Ainsi, cette proposition de loi, composée de trois articles prévoit, entre autres, à l’article 1, alinéa 1, la suppression de la prise en compte des revenus du conjoint ou de la conjointe dans le versement de l’AAH quand celle‑ci est versée en complément des autres ressources du bénéficiaire.
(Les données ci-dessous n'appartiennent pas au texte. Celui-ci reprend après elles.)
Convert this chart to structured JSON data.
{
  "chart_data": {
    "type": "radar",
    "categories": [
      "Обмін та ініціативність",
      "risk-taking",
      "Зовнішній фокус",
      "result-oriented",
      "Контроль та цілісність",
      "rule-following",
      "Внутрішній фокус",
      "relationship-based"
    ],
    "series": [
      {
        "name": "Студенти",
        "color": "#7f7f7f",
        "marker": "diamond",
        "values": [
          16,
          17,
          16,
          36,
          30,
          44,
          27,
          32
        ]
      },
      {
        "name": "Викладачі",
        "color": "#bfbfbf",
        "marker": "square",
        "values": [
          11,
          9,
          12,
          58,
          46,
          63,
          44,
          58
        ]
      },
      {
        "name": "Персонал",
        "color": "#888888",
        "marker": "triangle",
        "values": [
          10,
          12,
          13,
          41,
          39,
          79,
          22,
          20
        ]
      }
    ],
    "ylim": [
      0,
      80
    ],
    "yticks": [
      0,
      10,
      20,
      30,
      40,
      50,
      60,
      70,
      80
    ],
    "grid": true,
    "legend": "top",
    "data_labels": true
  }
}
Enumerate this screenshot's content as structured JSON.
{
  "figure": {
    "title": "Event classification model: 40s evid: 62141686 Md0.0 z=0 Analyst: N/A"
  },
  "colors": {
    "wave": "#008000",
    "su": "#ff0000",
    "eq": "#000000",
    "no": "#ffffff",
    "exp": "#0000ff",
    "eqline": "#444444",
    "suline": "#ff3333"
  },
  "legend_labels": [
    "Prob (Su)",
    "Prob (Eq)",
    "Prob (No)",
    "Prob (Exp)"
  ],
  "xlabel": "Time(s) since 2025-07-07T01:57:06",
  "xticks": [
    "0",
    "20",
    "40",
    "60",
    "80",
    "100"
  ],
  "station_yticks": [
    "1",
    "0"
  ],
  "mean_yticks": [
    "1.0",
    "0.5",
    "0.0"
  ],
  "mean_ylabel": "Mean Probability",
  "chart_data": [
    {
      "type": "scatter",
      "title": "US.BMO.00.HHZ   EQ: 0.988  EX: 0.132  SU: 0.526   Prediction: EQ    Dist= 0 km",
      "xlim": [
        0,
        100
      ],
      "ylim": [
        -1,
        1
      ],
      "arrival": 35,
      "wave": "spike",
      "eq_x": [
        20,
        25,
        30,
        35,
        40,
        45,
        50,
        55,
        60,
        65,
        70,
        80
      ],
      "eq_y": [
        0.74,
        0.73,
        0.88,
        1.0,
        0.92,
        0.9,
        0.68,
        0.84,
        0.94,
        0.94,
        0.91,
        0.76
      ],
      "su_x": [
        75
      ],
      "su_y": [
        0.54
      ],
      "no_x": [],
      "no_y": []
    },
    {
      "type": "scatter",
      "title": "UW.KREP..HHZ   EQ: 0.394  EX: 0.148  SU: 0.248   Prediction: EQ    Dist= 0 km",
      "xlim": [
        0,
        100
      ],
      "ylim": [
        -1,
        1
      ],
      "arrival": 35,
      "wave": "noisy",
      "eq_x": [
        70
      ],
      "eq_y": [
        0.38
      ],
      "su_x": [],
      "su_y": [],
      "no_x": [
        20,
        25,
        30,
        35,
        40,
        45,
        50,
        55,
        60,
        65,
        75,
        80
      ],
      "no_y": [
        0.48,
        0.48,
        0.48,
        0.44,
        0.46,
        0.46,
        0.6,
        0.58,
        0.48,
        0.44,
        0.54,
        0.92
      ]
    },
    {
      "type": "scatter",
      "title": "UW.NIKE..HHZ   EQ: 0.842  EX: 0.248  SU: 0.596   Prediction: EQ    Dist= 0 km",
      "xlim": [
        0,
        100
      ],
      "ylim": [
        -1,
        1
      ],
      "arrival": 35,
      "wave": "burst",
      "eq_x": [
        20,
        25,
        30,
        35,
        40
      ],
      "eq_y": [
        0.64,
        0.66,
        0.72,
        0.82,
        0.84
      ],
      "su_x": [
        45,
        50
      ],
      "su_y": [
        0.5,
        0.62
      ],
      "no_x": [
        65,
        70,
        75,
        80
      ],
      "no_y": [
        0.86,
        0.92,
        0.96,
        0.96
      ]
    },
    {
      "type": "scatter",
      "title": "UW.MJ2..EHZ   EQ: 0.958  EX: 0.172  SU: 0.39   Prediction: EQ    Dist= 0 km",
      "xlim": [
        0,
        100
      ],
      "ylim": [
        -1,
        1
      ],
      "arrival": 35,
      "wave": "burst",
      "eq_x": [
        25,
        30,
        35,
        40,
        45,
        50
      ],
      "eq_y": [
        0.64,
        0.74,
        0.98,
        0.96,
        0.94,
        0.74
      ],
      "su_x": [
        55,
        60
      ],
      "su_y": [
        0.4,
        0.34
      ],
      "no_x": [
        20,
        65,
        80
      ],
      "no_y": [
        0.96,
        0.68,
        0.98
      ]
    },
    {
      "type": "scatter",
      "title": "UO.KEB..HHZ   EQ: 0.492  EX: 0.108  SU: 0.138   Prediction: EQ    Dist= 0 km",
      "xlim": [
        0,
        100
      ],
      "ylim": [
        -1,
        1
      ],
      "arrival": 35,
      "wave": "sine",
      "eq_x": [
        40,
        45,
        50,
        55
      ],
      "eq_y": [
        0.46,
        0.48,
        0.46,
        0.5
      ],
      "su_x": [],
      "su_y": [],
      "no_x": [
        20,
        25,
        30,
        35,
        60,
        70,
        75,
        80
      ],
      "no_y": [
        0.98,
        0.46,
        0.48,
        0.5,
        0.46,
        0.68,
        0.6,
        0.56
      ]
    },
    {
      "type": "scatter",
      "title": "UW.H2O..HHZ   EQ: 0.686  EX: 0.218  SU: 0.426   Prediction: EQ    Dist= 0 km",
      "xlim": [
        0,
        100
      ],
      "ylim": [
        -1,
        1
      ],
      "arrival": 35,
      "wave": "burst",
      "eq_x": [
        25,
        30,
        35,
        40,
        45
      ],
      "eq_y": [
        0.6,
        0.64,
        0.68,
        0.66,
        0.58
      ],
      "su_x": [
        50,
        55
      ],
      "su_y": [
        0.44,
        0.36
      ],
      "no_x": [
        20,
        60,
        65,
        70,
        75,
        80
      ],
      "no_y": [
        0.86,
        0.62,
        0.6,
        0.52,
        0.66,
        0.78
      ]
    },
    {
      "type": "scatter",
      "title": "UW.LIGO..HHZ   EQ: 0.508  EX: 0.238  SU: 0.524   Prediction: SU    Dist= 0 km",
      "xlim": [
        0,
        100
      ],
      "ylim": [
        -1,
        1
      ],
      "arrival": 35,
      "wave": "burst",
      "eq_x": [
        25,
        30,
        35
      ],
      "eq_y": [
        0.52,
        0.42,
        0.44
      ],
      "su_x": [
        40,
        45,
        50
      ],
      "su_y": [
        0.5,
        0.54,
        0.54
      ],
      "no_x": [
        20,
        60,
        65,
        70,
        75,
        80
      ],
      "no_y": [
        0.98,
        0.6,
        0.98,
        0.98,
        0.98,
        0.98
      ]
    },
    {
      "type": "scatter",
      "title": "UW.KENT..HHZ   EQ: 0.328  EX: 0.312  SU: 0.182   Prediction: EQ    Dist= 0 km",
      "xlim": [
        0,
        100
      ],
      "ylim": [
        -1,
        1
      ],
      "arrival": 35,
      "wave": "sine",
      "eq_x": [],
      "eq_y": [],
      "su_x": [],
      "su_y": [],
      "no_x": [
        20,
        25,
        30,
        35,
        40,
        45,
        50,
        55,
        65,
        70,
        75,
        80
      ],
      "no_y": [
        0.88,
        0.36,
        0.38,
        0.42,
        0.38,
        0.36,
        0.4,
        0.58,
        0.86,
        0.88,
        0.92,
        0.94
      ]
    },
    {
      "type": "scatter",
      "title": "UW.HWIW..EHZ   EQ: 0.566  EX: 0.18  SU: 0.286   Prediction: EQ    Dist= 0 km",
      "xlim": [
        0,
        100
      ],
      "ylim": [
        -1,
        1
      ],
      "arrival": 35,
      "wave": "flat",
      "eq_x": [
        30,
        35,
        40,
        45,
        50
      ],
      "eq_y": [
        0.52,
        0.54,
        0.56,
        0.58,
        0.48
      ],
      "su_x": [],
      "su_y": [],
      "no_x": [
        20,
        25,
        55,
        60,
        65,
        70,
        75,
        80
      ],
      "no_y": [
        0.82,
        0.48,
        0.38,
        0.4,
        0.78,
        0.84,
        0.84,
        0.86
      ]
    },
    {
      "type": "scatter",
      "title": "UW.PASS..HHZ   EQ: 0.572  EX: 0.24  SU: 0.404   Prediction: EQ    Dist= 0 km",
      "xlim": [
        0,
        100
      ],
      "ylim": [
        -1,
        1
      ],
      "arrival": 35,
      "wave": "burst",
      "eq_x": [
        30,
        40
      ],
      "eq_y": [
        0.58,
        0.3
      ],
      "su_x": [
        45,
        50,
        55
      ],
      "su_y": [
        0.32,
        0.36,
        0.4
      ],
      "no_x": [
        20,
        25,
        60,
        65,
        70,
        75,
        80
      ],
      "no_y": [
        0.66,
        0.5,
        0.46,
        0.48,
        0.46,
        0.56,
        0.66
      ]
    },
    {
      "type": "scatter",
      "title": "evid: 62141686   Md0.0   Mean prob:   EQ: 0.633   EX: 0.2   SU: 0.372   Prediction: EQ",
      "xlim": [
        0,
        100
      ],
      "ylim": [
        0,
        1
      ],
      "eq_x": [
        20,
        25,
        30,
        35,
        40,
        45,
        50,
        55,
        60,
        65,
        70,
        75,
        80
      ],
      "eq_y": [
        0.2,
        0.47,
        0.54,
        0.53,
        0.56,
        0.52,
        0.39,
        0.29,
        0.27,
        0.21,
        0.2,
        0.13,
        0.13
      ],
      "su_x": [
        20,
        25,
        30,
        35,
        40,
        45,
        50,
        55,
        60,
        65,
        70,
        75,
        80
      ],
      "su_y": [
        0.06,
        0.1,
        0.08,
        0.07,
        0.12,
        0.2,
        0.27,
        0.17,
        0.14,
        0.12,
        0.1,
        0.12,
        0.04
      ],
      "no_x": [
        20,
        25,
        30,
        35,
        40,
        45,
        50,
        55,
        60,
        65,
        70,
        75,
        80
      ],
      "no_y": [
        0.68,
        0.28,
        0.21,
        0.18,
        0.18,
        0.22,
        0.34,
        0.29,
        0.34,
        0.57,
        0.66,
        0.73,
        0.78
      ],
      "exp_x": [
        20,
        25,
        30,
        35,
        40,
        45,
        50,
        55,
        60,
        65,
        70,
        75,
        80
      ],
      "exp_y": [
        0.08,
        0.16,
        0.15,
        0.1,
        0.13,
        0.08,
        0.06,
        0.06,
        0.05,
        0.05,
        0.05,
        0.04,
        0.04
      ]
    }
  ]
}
L’alinéa 2 vise à mettre fin à la prise en compte des revenus du conjoint dans le plafonnement de l’AAH.

L’article 2 demande au Gouvernement de remettre au Parlement, dans les douze mois suivant la publication de la présente loi, un rapport relatif à la situation sociale et financière des bénéficiaires de l’allocation aux adultes handicapés, afin d’identifier les difficultés rencontrées et les moyens d’améliorer leur autonomie.

 


proposition de loi

Article 1er

Le code de la sécurité sociale est ainsi modifié :

1° À la première phase du dernier alinéa de l’article L. 821‑1, les mots : « est marié ou vit maritalement ou est lié par un pacte civil de solidarité et » sont supprimés ;

2° À la fin de la première phrase du premier alinéa de l’article L. 821‑3, les mots : « et, s’il y a lieu, de son conjoint, concubin ou partenaire d’un pacte civil de solidarité dans la limite d’un plafond fixé par décret, qui varie selon qu’il est marié, concubin ou partenaire d’un pacte civil de solidarité et a une ou plusieurs personnes à sa charge » sont supprimés.

Article 2

Le Gouvernement remet au Parlement, dans les douze mois à compter de la promulgation de la présente loi, un rapport relatif à la situation sociale et financière des bénéficiaires de l’allocation aux adultes handicapés.

Article 3

La charge pour l’État est compensée à due concurrence par la création d’une taxe additionnelle à l’accise sur les tabacs prévue au chapitre IV du titre Ier du livre III du code des impositions sur les biens et services. 


([1]) https://www.elysee.fr/valery-giscard-d-estaing/1974/07/06/discours-de-m-valery-giscard-destaing-president-de-la-republique-au-centre-des-handicapes-de-la-canourgue-en-lozere-le-6-juillet-1974

([2]) https://www.legifrance.gouv.fr/loda/id/JORFTEXT000000809647/

([3]) https://www.assemblee-nationale.fr/dyn/15/dossiers/mesures_justice_sociale?etape=15-AN1

([4]) https://www.legifrance.gouv.fr/jorf/id/JORFTEXT000044179156
L’avis sur la déconjugalisation de l’allocation adulte handicapé a été adopté lors de l’assemblée plénière de la Commission nationale consultative des droits de l’homme (CNCDH) du 30 septembre 2021.

([5]) Charte des droits fondamentaux de l’Union européenne - Art. 34, al 3 : « Afin de lutter contre l’exclusion sociale et la pauvreté, l’Union reconnaît et respecte le droit à une aide sociale et à une aide au logement destinées à assurer une existence digne à tous ceux qui ne disposent pas de ressources suffisantes ».